Above, the five locations for 6 that are labelled with a red asterisk form a potential impossible
pentagon with 5s. In order for this situation to not occur, at least one of the four locations
labelled g must contain a 6. Thus, we have a guardian sis.
One can then use this guardian sis just as if it is a native sis, except that the
weak inference will not apply. Thus, first I perform the following operation on this sis:
- (6): r8c5=[X Wing at r24c59]-(r4c1)=sis(6):[r1c6,r6c2,r9c4]
- => (6)r8c5=sis(6):[r1c6,r6c2,r9c4]
- => sis(6):[r1c6,r6c2,r9c4,r8c5]
Simply put, (6)r4c1 was removed from the sis, and (6)r8c5 was placed into the sis.
Note that this guardian inspired strong inference set has much overlap with a very strong
candidate, candidate 7. Thus, it makes some sense to see if some 7 or some 6 at one of these
intersections is ripe for elimination.
The use of the guardian set is not required to achieve this elimination. However, it makes
the logic faster, and, more importantly, provides a clue of where to look. Since this idea is
complex and unwieldy, it is probably supplanted by something more simple except in puzzles that are so utterly devoid of a suitable number of bivalue/bilocation
sis. Also, and perhaps just as importantly, in this puzzle once one has some sort of bivalue/bilocation -
they almost align so perfectly with each other that interaction between them takes a long look
ahead. The guardian idea shortens the look-ahead requirement substantially.

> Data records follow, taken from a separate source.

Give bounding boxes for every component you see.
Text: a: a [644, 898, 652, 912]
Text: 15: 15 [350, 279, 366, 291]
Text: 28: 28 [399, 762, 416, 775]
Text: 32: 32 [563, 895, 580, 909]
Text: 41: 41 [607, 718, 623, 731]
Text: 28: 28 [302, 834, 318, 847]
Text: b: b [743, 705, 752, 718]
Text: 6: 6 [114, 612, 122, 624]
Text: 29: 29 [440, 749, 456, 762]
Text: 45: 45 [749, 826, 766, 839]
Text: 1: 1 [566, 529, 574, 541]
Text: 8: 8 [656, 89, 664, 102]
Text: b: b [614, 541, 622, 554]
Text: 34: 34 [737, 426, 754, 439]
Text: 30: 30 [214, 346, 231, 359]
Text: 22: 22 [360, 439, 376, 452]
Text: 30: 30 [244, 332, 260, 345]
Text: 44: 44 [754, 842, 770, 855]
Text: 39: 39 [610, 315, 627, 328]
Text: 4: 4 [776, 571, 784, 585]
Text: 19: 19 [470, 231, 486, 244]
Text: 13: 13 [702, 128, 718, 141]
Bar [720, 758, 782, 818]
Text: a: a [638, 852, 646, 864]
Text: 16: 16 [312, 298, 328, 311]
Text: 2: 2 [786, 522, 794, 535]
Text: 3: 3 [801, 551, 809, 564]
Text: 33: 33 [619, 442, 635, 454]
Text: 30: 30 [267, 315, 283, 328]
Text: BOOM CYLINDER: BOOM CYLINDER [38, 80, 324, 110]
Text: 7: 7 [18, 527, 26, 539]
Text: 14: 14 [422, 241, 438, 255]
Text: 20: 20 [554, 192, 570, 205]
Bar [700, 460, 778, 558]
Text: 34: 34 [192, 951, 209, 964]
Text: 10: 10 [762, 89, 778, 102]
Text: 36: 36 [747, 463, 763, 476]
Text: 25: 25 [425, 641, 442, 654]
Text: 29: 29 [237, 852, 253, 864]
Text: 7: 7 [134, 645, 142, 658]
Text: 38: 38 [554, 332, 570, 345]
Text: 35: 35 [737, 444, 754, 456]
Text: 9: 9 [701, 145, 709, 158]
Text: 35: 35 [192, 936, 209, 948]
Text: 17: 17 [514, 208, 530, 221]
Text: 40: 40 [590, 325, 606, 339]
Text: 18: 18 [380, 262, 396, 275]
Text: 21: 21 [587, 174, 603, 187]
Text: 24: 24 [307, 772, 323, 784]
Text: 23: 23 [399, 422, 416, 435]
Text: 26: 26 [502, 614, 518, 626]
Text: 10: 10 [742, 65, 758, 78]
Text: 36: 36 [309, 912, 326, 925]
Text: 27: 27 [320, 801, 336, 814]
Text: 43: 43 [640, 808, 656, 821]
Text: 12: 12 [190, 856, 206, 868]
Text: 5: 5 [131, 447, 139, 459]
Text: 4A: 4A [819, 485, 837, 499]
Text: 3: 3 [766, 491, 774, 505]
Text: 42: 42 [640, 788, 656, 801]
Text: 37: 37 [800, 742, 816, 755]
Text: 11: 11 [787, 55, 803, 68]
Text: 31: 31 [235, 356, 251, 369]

Guardian Strong Inference Set used
Below, I have mapped out a relatively short deduction. Note that the weak inference of Z
is used below in two locations, indicated in orange. The guardian derived sis is marked with
green g's. Remember that the guardian sis is upon candidate 6.
Unfortunately, in order to lasso all four disparite pieces of the guardian sis, the deduction
branches about a bit. Below find one desription:
- [(7)r1c2=(7)r6c2-[(6)gr6c2 & (2)Zr5c2]
- & (7)r2c6=(2)r2c6-(2)r7c6]
- ref 1)&3), (2)r5c28=(2)r5c4-(2)r4c5
- =(2)r8c5-[(6)gr8c5 & (7)Zr8c4]
- ref 1)&5) =[(7)r9c6=(7-g6)r9c4=g6r1c6]
Below, the same description as a TM.
Thus, the Kraken-like pseudo=guardian sis 6:[r1c6,r6c2,r8c5,r9c4] is moved, or
transported, into a new sis [(7)r1c2,(7)r2c6,(7)r9c6,(6)r1c6] => r1c6≠7
Guardians, and any technique like them, that allows one to build a new sis from existing
information can be useful in locating possibly strong candidate interactions that may lead
to finding an elimination.
This concludes this page. Once again, if you have read this far, thanks for your patience!